1 - Simple Case - No Constraints

In the most simple case, here's what happens:

1a - A command is sent which can always be applied ("Update the user's last name")
2a - The command is directly converted to an event ("User's last name has been updated") and stored in the event store.
(asynchronity)
3 - Sometimes later, the projections are updated, taking the event into account.
4 - Now, when the user queries the projections, he'll see the updated state.

2 - Hard Constraints - Enforced through Aggregates

Sometimes, you need to ensure that an invariant on the state is always true. For example, it might be useful to define: "It is never possible to allocate a username twice." We basically need a safeguard to ensure that the "UserCreate" command always has distinct user names. This safeguard is called an aggregate. (Do not confuse it with the term "Aggregate" in Domain-Driven-Design.) How does this safeguard work? It cannot read a projection, because this projection might be out-of-date.

Thus, an aggregate works usually in the following way:

1b - A command is sent to an aggregate/command handler.
The Aggregate's state must be reconstituted so it can do its decision:
- 2b - The aggregate first receives all events which it has previously emitted from the event store.
- This way, it is able to reconstitute its state from previous events.
Then, the hard constraint is checked; i.e. in our example it is checked whether the username is already taken.
2c - If the constraint is fulfilled, the event is emitted to the store.
Otherwise, the command cannot be executed, and an error is returned.

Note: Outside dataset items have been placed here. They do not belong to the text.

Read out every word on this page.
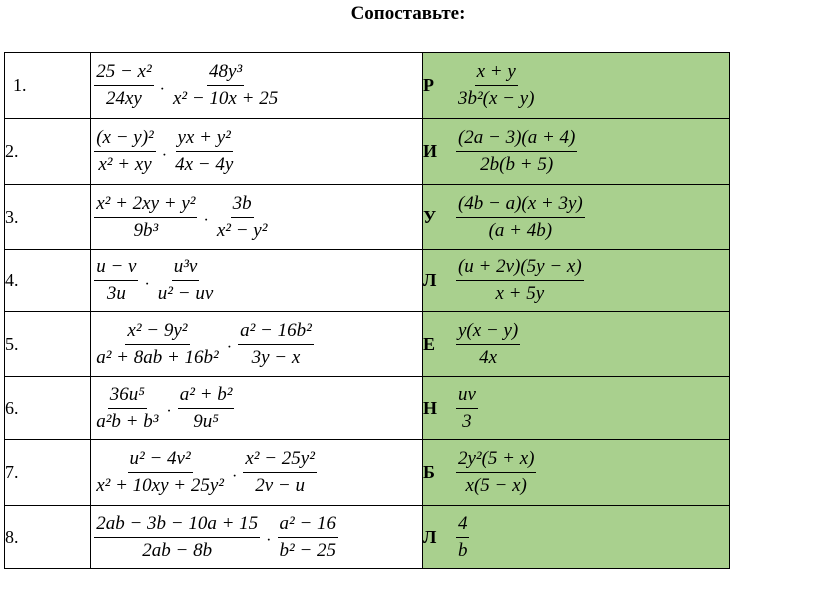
Сопоставьте:
1.	$\frac{\text{25 − x²}}{24xy} \cdot \frac{\text{48y³}}{\text{x² − 10x + 25}}$	Р $\frac{x + y}{\text{3b²(x − y)}}$

2.	$\frac{\text{(x − y)²}}{\text{x² + xy}} \cdot \frac{\text{yx + y²}}{4x - 4y}$	И $\frac{(2a - 3)(a + 4)}{2b(b + 5)}$

3.	$\frac{\text{x² + 2xy + y²}}{\text{9b³}} \cdot \frac{3b}{\text{x² − y²}}$	У $\frac{(4b - a)(x + 3y)}{(a + 4b)}$

4.	$\frac{u - v}{3u} \cdot \frac{\text{u³v}}{\text{u² − uv}}$	Л $\frac{(u + 2v)(5y - x)}{x + 5y}$

5.	$\frac{\text{x² − 9y²}}{\text{a² + 8ab + 16b²}} \cdot \frac{\text{a² − 16b²}}{3y - x}$	Е $\frac{y(x - y)}{4x}$

6.	$\frac{\text{36u⁵}}{\text{a²b + b³}} \cdot \frac{\text{a² + b²}}{\text{9u⁵}}$	Н $\frac{uv}{3}$

7.	$\frac{\text{u² − 4v²}}{\text{x² + 10xy + 25y²}} \cdot \frac{\text{x² − 25y²}}{2v - u}$	Б $\frac{\text{2y²(5 + x)}}{x(5 - x)}$

8.	$\frac{2ab - 3b - 10a + 15}{2ab - 8b} \cdot \frac{\text{a² − 16}}{\text{b² − 25}}$	Л $\frac{4}{b}$
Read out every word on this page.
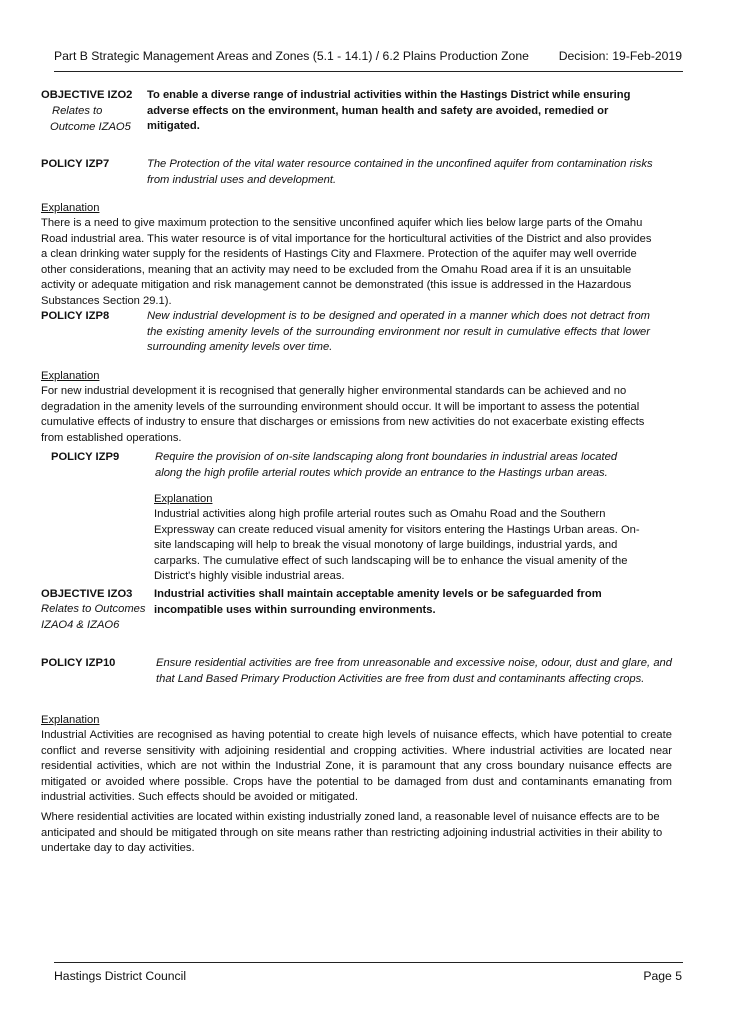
Part B Strategic Management Areas and Zones (5.1 - 14.1) / 6.2 Plains Production Zone Decision: 19-Feb-2019
OBJECTIVE IZO2
Relates to
Outcome IZAO5

To enable a diverse range of industrial activities within the Hastings District while ensuring adverse effects on the environment, human health and safety are avoided, remedied or mitigated.

POLICY IZP7	The Protection of the vital water resource contained in the unconfined aquifer from contamination risks from industrial uses and development.

Explanation

There is a need to give maximum protection to the sensitive unconfined aquifer which lies below large parts of the Omahu Road industrial area. This water resource is of vital importance for the horticultural activities of the District and also provides a clean drinking water supply for the residents of Hastings City and Flaxmere. Protection of the aquifer may well override other considerations, meaning that an activity may need to be excluded from the Omahu Road area if it is an unsuitable activity or adequate mitigation and risk management cannot be demonstrated (this issue is addressed in the Hazardous Substances Section 29.1).

POLICY IZP8	New industrial development is to be designed and operated in a manner which does not detract from the existing amenity levels of the surrounding environment nor result in cumulative effects that lower surrounding amenity levels over time.

Explanation

For new industrial development it is recognised that generally higher environmental standards can be achieved and no degradation in the amenity levels of the surrounding environment should occur. It will be important to assess the potential cumulative effects of industry to ensure that discharges or emissions from new activities do not exacerbate existing effects from established operations.

POLICY IZP9	Require the provision of on-site landscaping along front boundaries in industrial areas located along the high profile arterial routes which provide an entrance to the Hastings urban areas.

Explanation

Industrial activities along high profile arterial routes such as Omahu Road and the Southern Expressway can create reduced visual amenity for visitors entering the Hastings Urban areas. On-site landscaping will help to break the visual monotony of large buildings, industrial yards, and carparks. The cumulative effect of such landscaping will be to enhance the visual amenity of the District's highly visible industrial areas.

OBJECTIVE IZO3
Relates to Outcomes
IZAO4 & IZAO6

Industrial activities shall maintain acceptable amenity levels or be safeguarded from incompatible uses within surrounding environments.

POLICY IZP10	Ensure residential activities are free from unreasonable and excessive noise, odour, dust and glare, and that Land Based Primary Production Activities are free from dust and contaminants affecting crops.

Explanation

Industrial Activities are recognised as having potential to create high levels of nuisance effects, which have potential to create conflict and reverse sensitivity with adjoining residential and cropping activities. Where industrial activities are located near residential activities, which are not within the Industrial Zone, it is paramount that any cross boundary nuisance effects are mitigated or avoided where possible. Crops have the potential to be damaged from dust and contaminants emanating from industrial activities. Such effects should be avoided or mitigated.

Where residential activities are located within existing industrially zoned land, a reasonable level of nuisance effects are to be anticipated and should be mitigated through on site means rather than restricting adjoining industrial activities in their ability to undertake day to day activities.

Hastings District Council	Page 5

3 - Soft Constraints - Query the read side to ensure invariants are "almost always" met

It turns out that hard constraints are not always needed; quite to the contrary: If you think hard enough about a problem, you need them quite rarely. A soft constraint, on the other hand, is not a real constraint in the sense that an invariant is always met; but it can be extremely likely that the invariant is still met. We'll cover this more in-depth later. A workflow covering soft constraints works in the following way:

1c - A command is dispatched.
Before the command is transformed to an event, a soft constraint check can take place in the following way:
5 - We query some projection, knowing that it might not be fully up-to-date yet.
2a - Based on the projection result, we either accept the command and dispatch its corresponding event to the store, or we discard the command.

#Consistency Guarantees of the CR

In the event-sourced Content Repository, we do not use any hard constraints; hence there are no event-sourced aggregates (so far). We only use soft constraints by now!